The LATCH_ waits are all for the Non-BUF types. There are many of these, ensuring that the database engine can handle many of the operations it needs to perform. If you look through those latch types in sys.dm_os_latch_stats, you will see things such as BACKUP_FILE_HANDLE latches, SERVICE_BROKER latches, and even VERSIONING latches, which may be involved in your transactions depending on the isolation level.

The PAGELATCH_ latches are like those you saw in the example earlier. Data from a user object is needed, and to ensure that it can be written or read consistently, a latch is acquired. These buffer latches can be applied to all kinds of pages, including Page Free Space (PFS), Global Allocation Map (GAM), Shared Global Allocation Map (SGAM), and Index Allocation Map (IAM) pages.

The PAGEIOLATCH_ latch types are used when data is being moved from disk into RAM. An I/O operation is in play when a I/O latch is needed. In some ways, this is the easiest type latch wait to troubleshoot, as high PAGEIOLATCH wait times imply that the I/O subsystem cannot keep up. If this is the case, and you can’t mitigate the problem through I/O reduction or increased RAM, you have a nice argument for buying that faster storage you’ve been wanting.

LATCH MODES

Latch modes are far easier to contemplate than lock modes.

If you query sys.dm_os_wait_stats as follows (code file Ch7LatchModes.sql), you’ll see the different modes listed there. This query is looking at the PAGELATCH_ latches, but you could use it for PAGEIOLATCH_ or LATCH_ instead and see the same latch modes. They are the two character combinations following the underscore.

SELECT  *
FROM    sys.dm_os_wait_stats
where wait_type like 'PAGELATCH%';

Six latch modes are listed, usually in the following order: NL, KP, SH, UP, EX, DT. While there’s no guarantee they’ll appear in this order if you don’t specify an ORDER BY clause, this is the order you’ll likely see.

NL

NL is an internal Null latch. You don’t need to consider it. It essentially means no latch is being used, so it isn’t even recorded under normal conditions.

KP

KP is a Keep latch, used to indicate that a particular page is needed for something and shouldn’t be destroyed.

SH

This refers to a Shared latch, which is needed to read the data from a page.

UP

This is an Update latch, which indicates that a page is being updated, but not the table data within it. This is not related to the T-SQL UPDATE statement, which requires an Exclusive latch (the next mode discussed). Update latches are more common for internal operations, such as maintaining PFS pages or updating the checksum bits on a page. Because the type of data being updated is not needed to service queries, it is compatible with a shared latch, but not another Update latch.

EX

When data is being explicitly changed or added, an Exclusive latch is required. This is the most common type of latch for troubleshooting purposes, as two EX latches cannot be held on the same page at the same time.
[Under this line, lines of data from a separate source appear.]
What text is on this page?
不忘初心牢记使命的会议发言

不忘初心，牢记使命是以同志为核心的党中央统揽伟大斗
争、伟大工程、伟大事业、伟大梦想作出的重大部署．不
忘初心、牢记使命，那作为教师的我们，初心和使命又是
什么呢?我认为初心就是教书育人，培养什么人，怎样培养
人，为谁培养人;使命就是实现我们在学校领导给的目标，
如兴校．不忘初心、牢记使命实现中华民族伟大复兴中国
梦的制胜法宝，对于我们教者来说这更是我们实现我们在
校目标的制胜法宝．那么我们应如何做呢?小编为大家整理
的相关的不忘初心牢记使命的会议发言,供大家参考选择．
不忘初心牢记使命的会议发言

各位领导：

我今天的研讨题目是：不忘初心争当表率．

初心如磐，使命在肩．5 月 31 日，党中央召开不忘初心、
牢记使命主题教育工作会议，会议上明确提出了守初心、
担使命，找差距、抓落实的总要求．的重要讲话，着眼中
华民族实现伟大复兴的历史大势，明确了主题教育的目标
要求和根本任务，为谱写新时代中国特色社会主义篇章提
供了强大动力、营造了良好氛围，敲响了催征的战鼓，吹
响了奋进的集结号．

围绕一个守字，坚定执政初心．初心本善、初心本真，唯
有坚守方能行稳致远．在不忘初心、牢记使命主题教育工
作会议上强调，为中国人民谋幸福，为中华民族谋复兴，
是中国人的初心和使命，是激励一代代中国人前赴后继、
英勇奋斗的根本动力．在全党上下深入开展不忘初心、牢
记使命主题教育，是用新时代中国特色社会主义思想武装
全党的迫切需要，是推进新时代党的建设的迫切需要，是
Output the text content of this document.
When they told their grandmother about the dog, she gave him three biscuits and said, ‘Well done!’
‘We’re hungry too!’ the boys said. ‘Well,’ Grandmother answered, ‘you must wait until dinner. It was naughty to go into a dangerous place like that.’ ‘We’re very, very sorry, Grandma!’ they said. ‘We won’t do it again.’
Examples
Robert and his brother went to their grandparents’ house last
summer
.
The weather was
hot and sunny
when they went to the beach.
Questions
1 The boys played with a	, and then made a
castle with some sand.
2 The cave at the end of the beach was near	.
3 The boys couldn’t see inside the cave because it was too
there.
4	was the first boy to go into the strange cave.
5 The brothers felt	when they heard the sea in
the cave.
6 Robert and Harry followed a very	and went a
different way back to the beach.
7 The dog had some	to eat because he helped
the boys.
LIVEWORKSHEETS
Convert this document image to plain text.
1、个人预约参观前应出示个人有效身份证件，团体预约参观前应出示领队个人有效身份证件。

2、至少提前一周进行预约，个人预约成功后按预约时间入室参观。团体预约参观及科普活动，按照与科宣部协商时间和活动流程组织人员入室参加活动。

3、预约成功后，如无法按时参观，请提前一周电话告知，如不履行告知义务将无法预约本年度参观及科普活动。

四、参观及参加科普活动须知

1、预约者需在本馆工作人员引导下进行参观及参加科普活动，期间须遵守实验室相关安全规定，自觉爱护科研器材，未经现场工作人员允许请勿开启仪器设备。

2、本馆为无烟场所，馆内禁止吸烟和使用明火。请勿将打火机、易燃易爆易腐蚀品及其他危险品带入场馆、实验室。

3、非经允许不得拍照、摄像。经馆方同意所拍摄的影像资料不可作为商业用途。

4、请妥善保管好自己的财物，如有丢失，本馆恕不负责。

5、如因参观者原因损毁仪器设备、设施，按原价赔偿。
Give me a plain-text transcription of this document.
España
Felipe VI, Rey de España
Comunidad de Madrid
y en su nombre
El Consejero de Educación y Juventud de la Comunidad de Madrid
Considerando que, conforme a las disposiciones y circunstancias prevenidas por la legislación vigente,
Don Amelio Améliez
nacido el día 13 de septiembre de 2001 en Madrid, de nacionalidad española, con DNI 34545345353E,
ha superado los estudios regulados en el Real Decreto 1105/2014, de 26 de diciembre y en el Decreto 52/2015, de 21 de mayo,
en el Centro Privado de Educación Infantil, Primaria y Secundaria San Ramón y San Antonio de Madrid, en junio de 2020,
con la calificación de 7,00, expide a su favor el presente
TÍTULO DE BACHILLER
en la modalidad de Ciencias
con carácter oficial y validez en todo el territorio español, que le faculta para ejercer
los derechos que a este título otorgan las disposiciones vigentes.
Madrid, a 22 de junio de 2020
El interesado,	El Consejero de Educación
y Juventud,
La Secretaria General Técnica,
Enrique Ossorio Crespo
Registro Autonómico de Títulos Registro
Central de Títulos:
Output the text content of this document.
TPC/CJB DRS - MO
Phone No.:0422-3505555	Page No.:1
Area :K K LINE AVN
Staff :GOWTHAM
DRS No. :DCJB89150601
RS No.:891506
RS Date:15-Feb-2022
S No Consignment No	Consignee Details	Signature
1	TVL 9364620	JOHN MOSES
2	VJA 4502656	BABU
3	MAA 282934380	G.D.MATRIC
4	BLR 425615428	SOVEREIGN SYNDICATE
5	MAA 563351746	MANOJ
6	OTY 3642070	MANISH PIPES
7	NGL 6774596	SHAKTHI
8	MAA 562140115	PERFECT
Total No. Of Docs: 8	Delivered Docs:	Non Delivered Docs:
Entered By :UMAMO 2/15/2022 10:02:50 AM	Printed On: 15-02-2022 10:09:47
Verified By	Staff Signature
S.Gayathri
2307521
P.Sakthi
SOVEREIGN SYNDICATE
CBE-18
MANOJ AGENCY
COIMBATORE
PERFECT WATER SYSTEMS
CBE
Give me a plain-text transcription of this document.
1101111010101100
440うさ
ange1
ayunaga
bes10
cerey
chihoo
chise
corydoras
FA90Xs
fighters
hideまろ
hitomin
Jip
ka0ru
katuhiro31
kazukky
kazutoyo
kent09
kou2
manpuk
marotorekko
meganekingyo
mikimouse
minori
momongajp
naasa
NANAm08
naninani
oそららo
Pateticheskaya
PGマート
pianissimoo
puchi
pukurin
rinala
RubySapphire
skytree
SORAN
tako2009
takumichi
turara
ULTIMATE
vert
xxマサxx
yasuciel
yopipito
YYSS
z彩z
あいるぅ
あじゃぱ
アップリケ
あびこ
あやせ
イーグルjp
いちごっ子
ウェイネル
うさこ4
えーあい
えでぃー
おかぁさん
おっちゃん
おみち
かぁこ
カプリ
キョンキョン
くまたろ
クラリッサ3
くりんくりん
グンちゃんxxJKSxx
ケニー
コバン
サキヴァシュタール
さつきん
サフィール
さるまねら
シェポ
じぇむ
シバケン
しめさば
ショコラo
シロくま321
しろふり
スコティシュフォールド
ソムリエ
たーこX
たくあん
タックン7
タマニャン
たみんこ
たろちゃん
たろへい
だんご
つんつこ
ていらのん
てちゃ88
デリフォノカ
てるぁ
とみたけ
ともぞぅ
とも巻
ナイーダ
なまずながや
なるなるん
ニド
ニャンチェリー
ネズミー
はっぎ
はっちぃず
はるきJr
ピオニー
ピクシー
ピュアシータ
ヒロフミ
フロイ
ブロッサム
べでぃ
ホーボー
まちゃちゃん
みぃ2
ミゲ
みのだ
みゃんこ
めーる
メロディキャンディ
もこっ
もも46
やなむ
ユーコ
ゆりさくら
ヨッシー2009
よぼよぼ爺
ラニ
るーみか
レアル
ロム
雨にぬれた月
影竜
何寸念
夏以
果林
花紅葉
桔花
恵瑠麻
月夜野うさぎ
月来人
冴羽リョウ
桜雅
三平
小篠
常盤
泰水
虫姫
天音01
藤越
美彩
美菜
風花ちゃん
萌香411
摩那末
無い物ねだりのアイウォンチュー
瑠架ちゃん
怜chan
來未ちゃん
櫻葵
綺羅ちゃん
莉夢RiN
While this is also true of UP latches, EX latches are the more common of the two.

DT

The presence of this latch, the Destroy latch, means that the page is in the process of being removed from memory. A page that is deleted picks up a DT latch from the lazywriter process while the record of the page is removed. Bear in mind that this does not necessarily mean that the data is being deleted — it may simply be removed from the buffer cache, with a copy of the data still residing on the disk. However, multiple steps are involved in removing a page from the buffer cache, as the SQL Server engine maintains a hash table that lists which pages are currently in memory (otherwise, it wouldn’t know the memory address of the page). The DT latch cannot be taken out if any other kind of latch is on the page, which makes the KP latch much more significant. A page that is needed but isn’t yet being read or written would use a KP latch to prevent the DT latch from being acquired.

Latch Compatibility

The five latch types (ignoring the internal NL latch) are compatible as shown in Table 1. Note how much simpler it is than the lock compatibility equivalent.

TABLE 1: Latch Types

A page that has an EX latch on it can have a KP latch applied, but not any other type. Similarly, the only type of latch that can exist on a page that needs an EX latch applied is a KP latch. Unlike the lock compatibility table, there are no surprises in the latch compatibility table.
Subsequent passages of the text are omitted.